You worked at The Gage, Henri, and Terzo Piano, cooked for more than 167,000 people at the Kentucky Derby and even for First Lady Michelle Obama before joining Kendall as a full-time staff member. Why is your role as the National Accounts Lead so valuable to students and faculty across not just Illinois but the country?
When I first joined Kendall, my primary task was to reach out to local high schools to host cooking demonstrations and promote our college. Now, my role is much more nuanced. I have the opportunity to work closely with leaders and members of professional associations, and work directly with high school students to help them find success in the industry.
With every partnership we form, I assess an association’s needs, which means I focus on what their instructor-members’ goals are, as well as the needs of the students they serve, to learn how we can improve everyone’s experiences. That’s led Kendall to partner with organizations not only to train their members, but also to work directly with students to train them for competitions.

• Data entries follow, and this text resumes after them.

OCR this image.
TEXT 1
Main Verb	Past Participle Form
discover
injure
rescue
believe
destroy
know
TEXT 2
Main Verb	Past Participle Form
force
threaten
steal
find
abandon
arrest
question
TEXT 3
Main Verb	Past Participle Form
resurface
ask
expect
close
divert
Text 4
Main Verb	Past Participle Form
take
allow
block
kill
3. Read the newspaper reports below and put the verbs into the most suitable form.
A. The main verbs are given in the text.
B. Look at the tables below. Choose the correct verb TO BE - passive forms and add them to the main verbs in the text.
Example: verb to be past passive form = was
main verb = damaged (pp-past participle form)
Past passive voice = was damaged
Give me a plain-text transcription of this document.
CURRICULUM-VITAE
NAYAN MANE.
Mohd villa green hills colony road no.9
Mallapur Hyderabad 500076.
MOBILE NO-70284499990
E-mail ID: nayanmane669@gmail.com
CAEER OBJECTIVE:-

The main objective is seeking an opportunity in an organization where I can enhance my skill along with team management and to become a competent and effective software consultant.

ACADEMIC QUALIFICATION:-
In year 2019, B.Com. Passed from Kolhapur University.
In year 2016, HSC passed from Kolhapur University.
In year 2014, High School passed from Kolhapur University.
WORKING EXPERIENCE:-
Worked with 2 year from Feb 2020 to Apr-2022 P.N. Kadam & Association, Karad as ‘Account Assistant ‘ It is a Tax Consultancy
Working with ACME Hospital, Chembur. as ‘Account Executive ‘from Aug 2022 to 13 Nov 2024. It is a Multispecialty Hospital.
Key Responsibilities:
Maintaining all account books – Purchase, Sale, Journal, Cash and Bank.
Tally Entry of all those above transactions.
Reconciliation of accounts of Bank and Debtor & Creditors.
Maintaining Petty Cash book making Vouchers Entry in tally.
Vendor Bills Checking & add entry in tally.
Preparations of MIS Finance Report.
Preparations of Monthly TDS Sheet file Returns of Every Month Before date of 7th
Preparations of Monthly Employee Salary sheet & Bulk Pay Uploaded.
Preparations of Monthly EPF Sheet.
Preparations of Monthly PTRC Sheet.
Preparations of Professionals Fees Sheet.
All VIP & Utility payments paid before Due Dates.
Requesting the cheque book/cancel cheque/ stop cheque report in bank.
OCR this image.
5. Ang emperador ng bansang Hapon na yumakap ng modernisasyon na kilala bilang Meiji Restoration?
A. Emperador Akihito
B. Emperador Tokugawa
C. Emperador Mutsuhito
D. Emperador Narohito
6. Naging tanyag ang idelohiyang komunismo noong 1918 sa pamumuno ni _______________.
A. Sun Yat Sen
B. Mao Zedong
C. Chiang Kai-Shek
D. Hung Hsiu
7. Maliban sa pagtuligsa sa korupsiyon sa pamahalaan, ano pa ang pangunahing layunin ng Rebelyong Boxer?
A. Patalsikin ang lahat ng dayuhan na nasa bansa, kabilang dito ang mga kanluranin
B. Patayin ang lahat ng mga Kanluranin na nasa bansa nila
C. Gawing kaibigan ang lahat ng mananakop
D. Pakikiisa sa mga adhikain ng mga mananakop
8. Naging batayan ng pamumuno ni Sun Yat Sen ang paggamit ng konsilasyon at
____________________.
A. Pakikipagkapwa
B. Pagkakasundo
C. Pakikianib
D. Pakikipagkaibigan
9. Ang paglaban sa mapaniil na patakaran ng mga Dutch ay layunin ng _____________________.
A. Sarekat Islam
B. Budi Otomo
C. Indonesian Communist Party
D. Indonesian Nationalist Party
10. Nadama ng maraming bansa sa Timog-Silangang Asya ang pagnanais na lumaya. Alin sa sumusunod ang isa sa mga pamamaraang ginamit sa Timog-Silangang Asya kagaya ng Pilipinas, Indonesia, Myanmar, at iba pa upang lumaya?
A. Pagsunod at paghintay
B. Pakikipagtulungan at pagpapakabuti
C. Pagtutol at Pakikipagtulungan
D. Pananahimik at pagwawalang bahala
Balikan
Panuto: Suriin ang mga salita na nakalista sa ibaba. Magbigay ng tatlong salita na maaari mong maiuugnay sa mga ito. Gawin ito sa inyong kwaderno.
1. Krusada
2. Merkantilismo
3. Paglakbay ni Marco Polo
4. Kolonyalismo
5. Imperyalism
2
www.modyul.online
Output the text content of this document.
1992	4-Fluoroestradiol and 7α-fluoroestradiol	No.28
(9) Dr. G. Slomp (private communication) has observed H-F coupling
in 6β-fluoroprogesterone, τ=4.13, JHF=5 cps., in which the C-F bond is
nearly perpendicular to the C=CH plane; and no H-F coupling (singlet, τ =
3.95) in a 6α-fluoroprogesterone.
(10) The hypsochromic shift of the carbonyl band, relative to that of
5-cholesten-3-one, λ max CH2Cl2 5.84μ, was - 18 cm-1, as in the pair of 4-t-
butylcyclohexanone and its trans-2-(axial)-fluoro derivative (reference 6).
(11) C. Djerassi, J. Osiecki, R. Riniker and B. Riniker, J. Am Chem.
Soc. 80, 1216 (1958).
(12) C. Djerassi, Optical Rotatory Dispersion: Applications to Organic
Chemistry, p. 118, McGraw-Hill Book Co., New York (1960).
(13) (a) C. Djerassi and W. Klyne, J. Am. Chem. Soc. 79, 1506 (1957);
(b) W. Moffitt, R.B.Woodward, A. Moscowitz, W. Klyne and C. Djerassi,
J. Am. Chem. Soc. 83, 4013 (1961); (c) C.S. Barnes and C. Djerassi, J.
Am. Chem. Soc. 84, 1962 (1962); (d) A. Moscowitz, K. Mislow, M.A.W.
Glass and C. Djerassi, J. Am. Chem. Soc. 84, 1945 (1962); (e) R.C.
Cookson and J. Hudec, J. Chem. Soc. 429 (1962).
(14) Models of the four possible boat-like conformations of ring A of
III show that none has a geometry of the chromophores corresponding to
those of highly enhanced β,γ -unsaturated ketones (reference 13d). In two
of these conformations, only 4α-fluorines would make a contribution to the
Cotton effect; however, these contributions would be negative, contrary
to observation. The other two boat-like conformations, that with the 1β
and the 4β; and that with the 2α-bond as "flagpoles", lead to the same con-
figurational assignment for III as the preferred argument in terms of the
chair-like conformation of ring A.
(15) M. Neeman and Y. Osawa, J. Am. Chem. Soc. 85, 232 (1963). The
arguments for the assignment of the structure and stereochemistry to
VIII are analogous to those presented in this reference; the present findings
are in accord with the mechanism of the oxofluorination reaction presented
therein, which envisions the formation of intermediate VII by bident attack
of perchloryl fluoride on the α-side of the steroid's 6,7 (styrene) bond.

A notable example is our partnership with Family, Career and Community Leaders of America (FCCLA), which allows instructors to earn continuing education units while they learn how to coach students in these competitions and provides them with curricula they can use in their classrooms. FCCLA also hosts a diverse group of students at their national conference—more than 7,500 this year—for a culinary competition and workshops. I help train the Illinois team and I’m proud to share that they’ve received second place two years in a row. Students who place receive scholarships to Kendall. We also present workshops to students and each attendee receives a $1,000 participation scholarship to Kendall.
I know you keep in touch with the scholarship recipients who choose to attend Kendall. Can you share one of their stories?
Absolutely. I trained Martha Guerrero on the FCCLA national team. She is the first in her family to attend college. Her team placed second in the national competition last year, and first at state, which meant she earned scholarships to Kendall. She’s about half way through the A.A.S. in Culinary Arts program and always has a big smile on her face. She’s loving every minute of it.
Ultimately, my goal for every partnership we build is to positively impact students and faculty members across the country—which will result in many more success stories in the years to come.